Pour la mise en œuvre de ce programme dans les établissements pénitentiaires l’approche par partenariat a été adoptée par la Fondation. Des conventions de partenariat ont été conclues avec les Départements Ministériels formateurs et les institutions qui dispensent les services. Ainsi, l’enseignement est pris en charge par le Ministère de l’Education Nationale; l’école de l’Etablissement Pénitentiaire relève de l’académie de la région. Tous les niveaux sont assurés, de l’alphabétisation à l’universitaire. La Formation professionnelle est assurée par l’outil de l’Etat en ce domaine : l’Office de la Formation Professionnelle et de la Promotion du Travail (OFPPT). Il en est ainsi pour toutes les activités. Chaque action est menée par le professionnel qui a les compétences requises. Les activités sportives, culturelles sont prises en charge respectivement par le Ministère de la Jeunesse et des sports et le Ministère de la Culture.
La Fondation a été le levier qui a mobilisé les différents intervenants chacun selon ses compétences.
La Fondation a mis en place un dispositif de réinsertion Socioprofessionnelle des détenus qui s’articule en deux services, l’un interne, l’autre externe.
Le Service de Préparation à la Réinsertion (SPR) (à l’interne)
Le Service de Préparation à la Réinsertion (SPR) accueille le détenu, le stabilise, l’informe, établit avec lui une relation de confiance et valorise avec lui la détention. Il l’accompagne sur un projet de détention personnel à 4 axes : *familial, *administratif et judiciaire, *santé, *formation/ enseignement.

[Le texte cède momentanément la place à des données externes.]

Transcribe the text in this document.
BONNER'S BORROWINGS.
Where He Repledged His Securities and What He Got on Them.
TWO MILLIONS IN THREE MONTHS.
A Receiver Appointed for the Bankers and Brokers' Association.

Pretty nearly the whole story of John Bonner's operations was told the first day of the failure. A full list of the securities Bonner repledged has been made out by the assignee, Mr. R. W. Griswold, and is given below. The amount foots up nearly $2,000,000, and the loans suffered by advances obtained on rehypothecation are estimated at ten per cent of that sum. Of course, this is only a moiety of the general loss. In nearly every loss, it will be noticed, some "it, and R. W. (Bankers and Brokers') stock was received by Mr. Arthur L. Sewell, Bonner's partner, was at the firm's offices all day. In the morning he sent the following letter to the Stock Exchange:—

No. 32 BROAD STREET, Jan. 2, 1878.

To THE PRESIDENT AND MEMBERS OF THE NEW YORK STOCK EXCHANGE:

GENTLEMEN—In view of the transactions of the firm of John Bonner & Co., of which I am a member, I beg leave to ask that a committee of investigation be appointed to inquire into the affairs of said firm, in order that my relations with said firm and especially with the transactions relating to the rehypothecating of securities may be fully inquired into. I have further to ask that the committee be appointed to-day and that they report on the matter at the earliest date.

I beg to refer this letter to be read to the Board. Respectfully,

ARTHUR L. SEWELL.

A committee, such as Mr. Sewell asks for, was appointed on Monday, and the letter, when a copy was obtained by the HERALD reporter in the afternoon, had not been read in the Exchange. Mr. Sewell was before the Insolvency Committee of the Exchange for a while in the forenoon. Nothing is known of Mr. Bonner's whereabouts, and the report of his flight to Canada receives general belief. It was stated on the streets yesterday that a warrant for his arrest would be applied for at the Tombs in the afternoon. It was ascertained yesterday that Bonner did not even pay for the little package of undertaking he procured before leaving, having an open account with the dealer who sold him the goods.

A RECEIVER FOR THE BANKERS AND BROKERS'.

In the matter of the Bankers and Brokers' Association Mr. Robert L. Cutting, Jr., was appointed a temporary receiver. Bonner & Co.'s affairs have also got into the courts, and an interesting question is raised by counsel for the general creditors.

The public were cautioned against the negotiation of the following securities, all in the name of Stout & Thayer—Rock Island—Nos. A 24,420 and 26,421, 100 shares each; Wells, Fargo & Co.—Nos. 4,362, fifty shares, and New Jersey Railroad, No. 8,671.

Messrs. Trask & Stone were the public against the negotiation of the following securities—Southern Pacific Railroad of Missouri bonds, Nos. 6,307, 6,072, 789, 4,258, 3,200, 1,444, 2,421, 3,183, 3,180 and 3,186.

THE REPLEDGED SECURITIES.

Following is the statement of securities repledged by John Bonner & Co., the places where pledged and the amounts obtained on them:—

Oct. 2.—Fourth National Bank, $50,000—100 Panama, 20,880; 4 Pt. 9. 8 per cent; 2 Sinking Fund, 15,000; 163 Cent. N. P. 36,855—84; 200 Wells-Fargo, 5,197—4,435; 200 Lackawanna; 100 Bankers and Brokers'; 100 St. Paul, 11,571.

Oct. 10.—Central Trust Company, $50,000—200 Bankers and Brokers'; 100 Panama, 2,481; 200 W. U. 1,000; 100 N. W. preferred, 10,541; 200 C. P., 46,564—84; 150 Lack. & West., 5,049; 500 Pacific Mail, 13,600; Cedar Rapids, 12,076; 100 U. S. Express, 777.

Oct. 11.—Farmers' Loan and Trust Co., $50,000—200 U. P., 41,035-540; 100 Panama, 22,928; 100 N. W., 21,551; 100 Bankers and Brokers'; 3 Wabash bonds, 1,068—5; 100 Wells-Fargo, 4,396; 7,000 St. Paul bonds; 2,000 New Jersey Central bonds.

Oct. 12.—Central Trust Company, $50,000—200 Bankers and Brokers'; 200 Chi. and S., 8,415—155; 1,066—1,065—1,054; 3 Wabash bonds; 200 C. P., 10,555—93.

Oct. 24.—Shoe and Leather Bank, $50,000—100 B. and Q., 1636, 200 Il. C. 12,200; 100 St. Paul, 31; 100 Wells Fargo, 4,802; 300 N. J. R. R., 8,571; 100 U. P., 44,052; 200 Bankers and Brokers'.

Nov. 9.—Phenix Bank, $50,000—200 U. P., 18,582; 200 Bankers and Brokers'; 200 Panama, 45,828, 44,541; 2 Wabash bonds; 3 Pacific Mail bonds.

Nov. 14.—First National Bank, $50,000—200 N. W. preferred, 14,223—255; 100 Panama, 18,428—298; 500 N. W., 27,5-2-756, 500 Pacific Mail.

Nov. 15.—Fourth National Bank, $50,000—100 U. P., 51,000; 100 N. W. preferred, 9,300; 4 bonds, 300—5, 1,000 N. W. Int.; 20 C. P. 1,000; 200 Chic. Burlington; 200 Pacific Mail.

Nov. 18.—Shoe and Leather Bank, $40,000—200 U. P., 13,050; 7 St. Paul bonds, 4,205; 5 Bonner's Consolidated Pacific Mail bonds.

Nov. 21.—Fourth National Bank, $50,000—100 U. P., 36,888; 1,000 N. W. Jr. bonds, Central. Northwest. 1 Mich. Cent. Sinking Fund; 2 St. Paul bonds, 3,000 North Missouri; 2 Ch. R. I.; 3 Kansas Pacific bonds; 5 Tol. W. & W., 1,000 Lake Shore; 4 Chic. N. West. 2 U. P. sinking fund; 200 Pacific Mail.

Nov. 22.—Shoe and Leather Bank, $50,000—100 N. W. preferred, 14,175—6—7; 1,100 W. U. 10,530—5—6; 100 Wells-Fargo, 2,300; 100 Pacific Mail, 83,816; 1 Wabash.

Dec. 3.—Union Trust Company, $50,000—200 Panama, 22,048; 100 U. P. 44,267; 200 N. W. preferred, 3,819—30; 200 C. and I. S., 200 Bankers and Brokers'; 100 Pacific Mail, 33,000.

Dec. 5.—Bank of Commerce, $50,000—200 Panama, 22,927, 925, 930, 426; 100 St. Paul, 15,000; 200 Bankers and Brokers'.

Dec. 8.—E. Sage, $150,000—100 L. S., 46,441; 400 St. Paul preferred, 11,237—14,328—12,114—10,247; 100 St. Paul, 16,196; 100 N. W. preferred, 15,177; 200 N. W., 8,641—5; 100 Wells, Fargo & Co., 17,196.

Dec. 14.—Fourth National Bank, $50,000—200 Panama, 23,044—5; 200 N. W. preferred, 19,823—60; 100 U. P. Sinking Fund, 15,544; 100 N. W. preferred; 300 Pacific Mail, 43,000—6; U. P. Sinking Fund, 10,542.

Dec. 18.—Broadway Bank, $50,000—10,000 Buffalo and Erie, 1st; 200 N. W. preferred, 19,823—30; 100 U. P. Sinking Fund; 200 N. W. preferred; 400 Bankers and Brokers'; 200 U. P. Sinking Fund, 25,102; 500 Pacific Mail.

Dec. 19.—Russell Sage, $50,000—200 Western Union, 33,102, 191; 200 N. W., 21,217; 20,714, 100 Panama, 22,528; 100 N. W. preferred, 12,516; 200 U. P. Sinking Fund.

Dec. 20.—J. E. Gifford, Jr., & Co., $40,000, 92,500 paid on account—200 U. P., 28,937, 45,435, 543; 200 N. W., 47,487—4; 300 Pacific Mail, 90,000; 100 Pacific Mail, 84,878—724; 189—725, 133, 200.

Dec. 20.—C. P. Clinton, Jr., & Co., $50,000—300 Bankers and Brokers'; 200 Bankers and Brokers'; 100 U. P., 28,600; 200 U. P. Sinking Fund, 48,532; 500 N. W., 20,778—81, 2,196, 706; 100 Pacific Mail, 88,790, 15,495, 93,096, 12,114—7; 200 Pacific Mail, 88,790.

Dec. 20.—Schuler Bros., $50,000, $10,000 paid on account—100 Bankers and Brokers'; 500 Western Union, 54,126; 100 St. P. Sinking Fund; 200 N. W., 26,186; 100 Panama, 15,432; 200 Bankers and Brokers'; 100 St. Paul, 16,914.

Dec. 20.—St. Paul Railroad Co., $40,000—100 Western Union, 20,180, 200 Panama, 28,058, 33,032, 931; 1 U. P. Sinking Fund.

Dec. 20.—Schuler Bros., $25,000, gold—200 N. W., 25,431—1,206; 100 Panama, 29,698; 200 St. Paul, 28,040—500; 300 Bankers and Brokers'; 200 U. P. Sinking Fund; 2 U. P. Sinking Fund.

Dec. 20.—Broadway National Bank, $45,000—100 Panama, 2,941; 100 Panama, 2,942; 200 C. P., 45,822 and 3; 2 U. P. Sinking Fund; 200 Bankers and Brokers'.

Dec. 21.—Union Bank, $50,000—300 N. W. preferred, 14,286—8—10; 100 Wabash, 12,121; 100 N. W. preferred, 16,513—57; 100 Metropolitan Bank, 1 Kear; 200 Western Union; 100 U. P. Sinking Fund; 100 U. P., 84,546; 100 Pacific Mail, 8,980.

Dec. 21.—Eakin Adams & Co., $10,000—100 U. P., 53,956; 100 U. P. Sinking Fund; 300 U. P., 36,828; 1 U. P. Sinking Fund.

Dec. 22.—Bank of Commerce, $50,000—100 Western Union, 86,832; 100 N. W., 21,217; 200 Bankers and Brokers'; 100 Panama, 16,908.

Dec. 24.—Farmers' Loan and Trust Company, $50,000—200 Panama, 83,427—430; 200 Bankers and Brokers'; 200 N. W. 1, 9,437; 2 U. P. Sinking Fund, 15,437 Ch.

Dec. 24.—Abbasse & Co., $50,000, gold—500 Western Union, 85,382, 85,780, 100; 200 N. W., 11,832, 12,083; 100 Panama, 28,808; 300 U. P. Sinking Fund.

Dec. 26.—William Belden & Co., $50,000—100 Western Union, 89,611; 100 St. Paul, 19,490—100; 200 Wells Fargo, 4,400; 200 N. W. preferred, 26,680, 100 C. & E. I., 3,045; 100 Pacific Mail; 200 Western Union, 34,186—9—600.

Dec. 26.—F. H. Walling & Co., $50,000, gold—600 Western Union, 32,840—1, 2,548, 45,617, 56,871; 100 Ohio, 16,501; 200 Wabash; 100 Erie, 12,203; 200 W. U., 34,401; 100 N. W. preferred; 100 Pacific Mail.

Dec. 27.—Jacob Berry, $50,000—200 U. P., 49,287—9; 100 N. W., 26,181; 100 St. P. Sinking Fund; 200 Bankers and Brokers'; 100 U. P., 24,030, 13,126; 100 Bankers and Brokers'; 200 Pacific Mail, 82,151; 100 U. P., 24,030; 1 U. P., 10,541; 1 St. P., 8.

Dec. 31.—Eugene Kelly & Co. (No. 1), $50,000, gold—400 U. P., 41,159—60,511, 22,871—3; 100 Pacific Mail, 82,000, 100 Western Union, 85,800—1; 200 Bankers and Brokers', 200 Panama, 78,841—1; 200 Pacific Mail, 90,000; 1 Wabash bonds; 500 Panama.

Avant la libération, un bilan des acquisitions est réalisé pour faire prendre conscience au bénéficiaire, des nouvelles acquisitions et les outils dont il dispose. Il est alors orienté vers le deuxième service après la libération.
Le Centre d’Accompagnement Post Carcéral (CAPC) (à l’externe).
Instauré au loin de la prison, le Centre d’Accompagnement Post Carcéral (CAPC) prend le relai à la libération et accompagne le détenu sur la base d’un projet de réinsertion de 4 axes également; l’enseignement/ formation est remplacé par le marché de l’emploi.
A la suite de la réinsertion sociale, l’ex détenu est inséré dans le monde du travail soit par le placement dans une entreprise citoyenne, soit par la réalisation d’un micro projet pour l’auto. Emploi.
Pour cela, des conventions de partenariat ont été passées avec la Confédération Générale des Entreprises Marocaines (CGEM) pour la sensibilisation de l’Entreprise, avec l’Agence Nationale de la Promotion de l’Emploi et des Compétences (ANAPEC) pour la formation en matière de Recherche d’Emploi et avec la Fondation Banque Populaire pour le Microcrédit pour le financement des Microprojets. Des Conventions de partenariat ont aussi été signées avec la Société civile pour le suivi des actions qui relèvent de leurs compétences.
Le slogan de la Fondation illustre ces actions plurielles menées par différents intervenants :
« Leur Réinsertion Dépend de Nous »
[1] A la date d’aujourd’hui le souverain a visité 44 fois les prisons pour s’enquérir de l’avancée du Programme et des conditions de séjour des détenus.